Union members picket in front of Windham Hospital.

As the presidents of the healthcare unions representing Windham Community Memorial Hospital (WCMH)’s nurses and allied health professionals we are obligated to ring the “bed alarm” when patient care is jeopardized.  We have been doing that since negotiations with the hospital’s management and lawyers with Hartford HealthCare (HHC), the company that owns the acute-care facility, began to bog down this summer.

Our local nurses union, the Windham Federation of Professional Nurses, has since moved to authorize an unfair labor practice strike at WCMH. We know that this announcement may seem scary, but we have not come to this decision lightly. 

Heather Howlett (left) and Andrea Riley, RN

Since December of 2021, the caregivers at WCMH have been laser-focused on working together with hospital management to resolve our region’s patient care crisis. Rather than recognizing its workforce by agreeing to common-sense solutions, the chain’s lawyers have refused fair wage increases and pushed higher employee insurance costs. 

Since HHC took over WCMH, there has been a dramatic shift from quality patient care to positive operating margins. HHC’s “partnership” and acquisition has led to the loss of vital services such as our Intensive Care Unit (ICU) and our Labor and Delivery Unit. 

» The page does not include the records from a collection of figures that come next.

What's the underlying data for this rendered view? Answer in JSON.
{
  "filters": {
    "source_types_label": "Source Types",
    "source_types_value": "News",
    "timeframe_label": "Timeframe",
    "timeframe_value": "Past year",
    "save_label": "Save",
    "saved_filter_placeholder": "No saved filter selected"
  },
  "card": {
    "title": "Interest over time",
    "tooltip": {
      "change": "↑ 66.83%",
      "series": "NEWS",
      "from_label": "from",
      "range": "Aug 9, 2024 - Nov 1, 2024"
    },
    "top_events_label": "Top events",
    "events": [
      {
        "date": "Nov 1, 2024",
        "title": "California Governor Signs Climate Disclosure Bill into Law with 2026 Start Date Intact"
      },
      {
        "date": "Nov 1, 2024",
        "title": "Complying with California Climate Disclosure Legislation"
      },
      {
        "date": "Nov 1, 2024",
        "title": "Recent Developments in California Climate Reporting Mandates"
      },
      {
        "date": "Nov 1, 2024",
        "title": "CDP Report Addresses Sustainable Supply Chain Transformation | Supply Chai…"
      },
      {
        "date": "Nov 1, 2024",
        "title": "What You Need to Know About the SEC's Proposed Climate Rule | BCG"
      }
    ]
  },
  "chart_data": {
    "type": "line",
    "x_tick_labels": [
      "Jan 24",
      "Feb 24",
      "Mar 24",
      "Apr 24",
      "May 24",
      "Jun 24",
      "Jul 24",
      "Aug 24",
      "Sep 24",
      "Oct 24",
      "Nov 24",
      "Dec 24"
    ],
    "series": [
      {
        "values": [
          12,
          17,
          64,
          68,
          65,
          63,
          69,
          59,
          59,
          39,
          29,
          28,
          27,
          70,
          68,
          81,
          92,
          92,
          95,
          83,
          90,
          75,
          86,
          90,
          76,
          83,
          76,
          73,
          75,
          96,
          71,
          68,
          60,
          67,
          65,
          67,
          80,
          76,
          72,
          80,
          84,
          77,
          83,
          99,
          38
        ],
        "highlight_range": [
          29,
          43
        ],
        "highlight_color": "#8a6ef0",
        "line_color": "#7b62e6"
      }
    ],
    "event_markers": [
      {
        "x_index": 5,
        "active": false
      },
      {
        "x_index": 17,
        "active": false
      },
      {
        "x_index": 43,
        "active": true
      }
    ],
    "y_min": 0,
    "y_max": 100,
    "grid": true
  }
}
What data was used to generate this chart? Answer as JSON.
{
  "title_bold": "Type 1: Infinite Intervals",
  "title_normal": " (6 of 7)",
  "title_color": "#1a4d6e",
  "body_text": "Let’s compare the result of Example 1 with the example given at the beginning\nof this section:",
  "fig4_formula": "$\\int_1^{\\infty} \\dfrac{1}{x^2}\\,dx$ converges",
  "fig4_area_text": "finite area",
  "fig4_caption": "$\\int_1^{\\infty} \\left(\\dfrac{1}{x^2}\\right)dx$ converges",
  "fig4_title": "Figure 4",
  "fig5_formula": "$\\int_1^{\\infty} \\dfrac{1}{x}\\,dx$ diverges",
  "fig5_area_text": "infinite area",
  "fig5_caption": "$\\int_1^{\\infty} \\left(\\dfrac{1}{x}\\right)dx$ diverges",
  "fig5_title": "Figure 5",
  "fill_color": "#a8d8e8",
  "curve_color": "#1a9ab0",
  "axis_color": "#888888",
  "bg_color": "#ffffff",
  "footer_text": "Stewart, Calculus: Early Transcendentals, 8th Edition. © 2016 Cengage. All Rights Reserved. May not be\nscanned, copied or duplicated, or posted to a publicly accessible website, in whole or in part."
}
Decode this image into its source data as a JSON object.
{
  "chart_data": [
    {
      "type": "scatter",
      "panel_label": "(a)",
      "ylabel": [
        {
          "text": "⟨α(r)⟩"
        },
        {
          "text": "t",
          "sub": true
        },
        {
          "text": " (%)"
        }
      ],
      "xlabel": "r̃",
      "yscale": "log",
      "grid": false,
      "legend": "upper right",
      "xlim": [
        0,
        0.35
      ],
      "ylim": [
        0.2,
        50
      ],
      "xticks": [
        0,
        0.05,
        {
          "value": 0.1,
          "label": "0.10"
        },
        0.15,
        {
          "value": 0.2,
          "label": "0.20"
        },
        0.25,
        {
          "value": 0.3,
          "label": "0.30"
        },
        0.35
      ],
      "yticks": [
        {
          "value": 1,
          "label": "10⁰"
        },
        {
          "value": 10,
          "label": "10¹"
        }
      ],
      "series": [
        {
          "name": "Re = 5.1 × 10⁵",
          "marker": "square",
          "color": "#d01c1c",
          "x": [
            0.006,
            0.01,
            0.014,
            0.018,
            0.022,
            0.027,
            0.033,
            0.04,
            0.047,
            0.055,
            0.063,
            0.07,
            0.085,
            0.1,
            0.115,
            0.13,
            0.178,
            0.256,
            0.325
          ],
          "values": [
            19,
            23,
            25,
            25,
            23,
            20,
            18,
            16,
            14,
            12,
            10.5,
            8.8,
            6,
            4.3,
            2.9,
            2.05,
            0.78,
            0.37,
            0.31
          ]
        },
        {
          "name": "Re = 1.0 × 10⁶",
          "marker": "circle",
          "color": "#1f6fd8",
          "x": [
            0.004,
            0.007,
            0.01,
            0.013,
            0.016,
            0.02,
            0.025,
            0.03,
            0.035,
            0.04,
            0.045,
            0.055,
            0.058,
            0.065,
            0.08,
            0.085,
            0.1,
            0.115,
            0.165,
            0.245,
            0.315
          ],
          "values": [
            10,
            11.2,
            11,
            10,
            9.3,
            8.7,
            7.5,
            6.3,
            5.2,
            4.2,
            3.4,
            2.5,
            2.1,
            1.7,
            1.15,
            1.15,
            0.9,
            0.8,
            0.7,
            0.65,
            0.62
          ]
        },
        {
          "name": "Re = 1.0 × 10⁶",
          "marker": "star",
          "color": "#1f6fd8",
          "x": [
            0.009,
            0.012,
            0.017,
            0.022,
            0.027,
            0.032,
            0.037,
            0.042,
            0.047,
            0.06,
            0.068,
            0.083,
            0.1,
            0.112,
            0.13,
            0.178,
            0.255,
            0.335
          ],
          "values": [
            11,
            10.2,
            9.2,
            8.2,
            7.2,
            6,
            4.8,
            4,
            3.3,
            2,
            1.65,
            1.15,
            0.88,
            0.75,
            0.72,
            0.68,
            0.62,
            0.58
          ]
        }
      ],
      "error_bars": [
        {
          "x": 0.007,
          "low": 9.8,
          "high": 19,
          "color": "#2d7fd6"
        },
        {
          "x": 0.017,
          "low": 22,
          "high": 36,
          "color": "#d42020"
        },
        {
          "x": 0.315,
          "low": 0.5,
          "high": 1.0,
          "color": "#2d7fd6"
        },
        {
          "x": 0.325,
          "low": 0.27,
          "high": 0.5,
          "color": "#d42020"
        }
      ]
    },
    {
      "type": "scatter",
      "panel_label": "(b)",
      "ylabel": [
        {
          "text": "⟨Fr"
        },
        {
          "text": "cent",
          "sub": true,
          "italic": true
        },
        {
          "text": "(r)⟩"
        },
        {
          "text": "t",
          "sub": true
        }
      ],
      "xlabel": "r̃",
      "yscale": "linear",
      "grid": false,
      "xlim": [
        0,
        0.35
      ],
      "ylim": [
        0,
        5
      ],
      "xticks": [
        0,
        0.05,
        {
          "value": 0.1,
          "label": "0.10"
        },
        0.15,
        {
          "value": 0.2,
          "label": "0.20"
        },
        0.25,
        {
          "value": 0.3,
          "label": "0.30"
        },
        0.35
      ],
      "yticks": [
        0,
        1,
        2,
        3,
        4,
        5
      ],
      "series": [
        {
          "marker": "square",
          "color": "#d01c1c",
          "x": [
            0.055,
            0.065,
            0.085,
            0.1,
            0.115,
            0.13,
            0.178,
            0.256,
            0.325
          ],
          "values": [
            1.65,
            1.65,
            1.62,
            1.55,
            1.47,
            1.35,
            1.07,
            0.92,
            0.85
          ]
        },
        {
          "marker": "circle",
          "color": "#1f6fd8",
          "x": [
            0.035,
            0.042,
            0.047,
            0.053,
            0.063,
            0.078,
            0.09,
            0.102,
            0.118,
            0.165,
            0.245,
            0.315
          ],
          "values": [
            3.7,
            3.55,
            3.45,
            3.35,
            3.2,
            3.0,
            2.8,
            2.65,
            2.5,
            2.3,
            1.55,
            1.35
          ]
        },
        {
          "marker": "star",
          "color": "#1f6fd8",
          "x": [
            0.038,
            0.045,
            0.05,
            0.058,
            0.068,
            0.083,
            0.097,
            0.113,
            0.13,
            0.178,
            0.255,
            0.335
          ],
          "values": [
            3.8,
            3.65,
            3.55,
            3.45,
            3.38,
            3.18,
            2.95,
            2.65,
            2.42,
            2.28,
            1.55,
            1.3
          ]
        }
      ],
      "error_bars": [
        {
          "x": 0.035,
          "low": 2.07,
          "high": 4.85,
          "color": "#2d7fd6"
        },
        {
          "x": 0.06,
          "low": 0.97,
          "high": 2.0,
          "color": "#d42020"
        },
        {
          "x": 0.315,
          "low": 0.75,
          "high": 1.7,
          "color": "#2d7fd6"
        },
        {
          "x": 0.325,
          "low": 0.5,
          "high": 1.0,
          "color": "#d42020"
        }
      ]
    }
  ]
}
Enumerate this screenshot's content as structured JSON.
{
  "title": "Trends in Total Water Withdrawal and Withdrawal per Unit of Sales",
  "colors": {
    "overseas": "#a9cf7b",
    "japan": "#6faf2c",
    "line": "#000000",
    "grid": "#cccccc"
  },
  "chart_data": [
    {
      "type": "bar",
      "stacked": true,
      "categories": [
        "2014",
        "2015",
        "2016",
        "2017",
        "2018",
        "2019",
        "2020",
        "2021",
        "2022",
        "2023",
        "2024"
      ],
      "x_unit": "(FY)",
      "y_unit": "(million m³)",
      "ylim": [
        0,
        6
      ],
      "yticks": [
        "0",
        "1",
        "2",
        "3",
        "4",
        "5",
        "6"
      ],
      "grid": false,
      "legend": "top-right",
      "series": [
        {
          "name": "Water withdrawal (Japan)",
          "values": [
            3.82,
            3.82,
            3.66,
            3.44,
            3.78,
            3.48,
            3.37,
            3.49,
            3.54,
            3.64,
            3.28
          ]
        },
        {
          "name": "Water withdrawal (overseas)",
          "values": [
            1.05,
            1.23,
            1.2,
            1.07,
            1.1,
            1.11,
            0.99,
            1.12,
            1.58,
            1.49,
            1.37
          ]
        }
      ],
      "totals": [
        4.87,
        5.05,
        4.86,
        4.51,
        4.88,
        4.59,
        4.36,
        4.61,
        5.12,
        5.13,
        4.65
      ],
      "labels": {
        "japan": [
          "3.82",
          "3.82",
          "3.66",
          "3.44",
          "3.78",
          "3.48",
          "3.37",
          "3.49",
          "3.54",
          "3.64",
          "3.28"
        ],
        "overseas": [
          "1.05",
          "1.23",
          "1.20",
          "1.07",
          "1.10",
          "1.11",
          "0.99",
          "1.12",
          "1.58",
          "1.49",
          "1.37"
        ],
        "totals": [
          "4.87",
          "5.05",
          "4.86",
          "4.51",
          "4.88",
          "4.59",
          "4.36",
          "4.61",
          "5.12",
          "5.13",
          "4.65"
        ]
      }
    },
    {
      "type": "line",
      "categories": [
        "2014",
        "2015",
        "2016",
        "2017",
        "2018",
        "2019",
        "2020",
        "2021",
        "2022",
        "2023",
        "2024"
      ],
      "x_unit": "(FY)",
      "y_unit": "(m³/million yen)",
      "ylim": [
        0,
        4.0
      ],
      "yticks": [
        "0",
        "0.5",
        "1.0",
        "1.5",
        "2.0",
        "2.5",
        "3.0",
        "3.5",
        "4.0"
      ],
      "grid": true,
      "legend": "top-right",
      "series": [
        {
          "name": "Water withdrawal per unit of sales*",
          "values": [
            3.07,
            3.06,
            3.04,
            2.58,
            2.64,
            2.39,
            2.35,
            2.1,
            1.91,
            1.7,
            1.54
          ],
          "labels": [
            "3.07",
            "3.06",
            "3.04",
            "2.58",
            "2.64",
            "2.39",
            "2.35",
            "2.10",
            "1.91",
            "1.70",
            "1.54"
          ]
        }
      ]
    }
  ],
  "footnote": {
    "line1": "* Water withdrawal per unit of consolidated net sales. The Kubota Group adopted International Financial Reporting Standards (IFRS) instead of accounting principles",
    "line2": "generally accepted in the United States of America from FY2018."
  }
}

After nearly two years of deliberation, the state’s Office of Health Strategy has proposed a final decision denying Hartford Healthcare’s application to terminate maternity services at WCMH, a decision which HHC has contested. HHC is currently named in a class-action lawsuit for overcharging patients in its tier system, and has also been taken to court by Trinity Health of New England for monopolizing healthcare services

While our nurses prepare to take this serious step, leaders and activists with the hospital’s service and maintenance union, WCMH United Employees, are hard at work assessing their next steps. Their membership stands strong in support of the nurses’ decision to take this dramatic action. 

We are not alone in an industry where health chain CEOs and their attorneys are increasingly turning a blind eye to the calls of caregivers to put patients before profits. Nurses and health professionals are taking collective action – and in many cases, that includes strikes – to accomplish this critical goal on behalf of the communities we serve.

We are now calling on patients, their families  and all who share our concerns to join us. Help us hold this heartless healthcare chain’s executives and lawyers accountable by signing and sharing our petition today.

Andrea Riley, RN is President of the Windham Federation of Professional Nurses, AFT Local 5041. Heather Howlett, CA, is President of the WCMH United Employees, AFT Local 5099.

Together the authors represent approximately 400 registered nurses and allied health professionals at the Hartford HealthCare (HHC)-owned Windham Community Memorial Hospital (WCMH) in Windham and its partner medical facilities.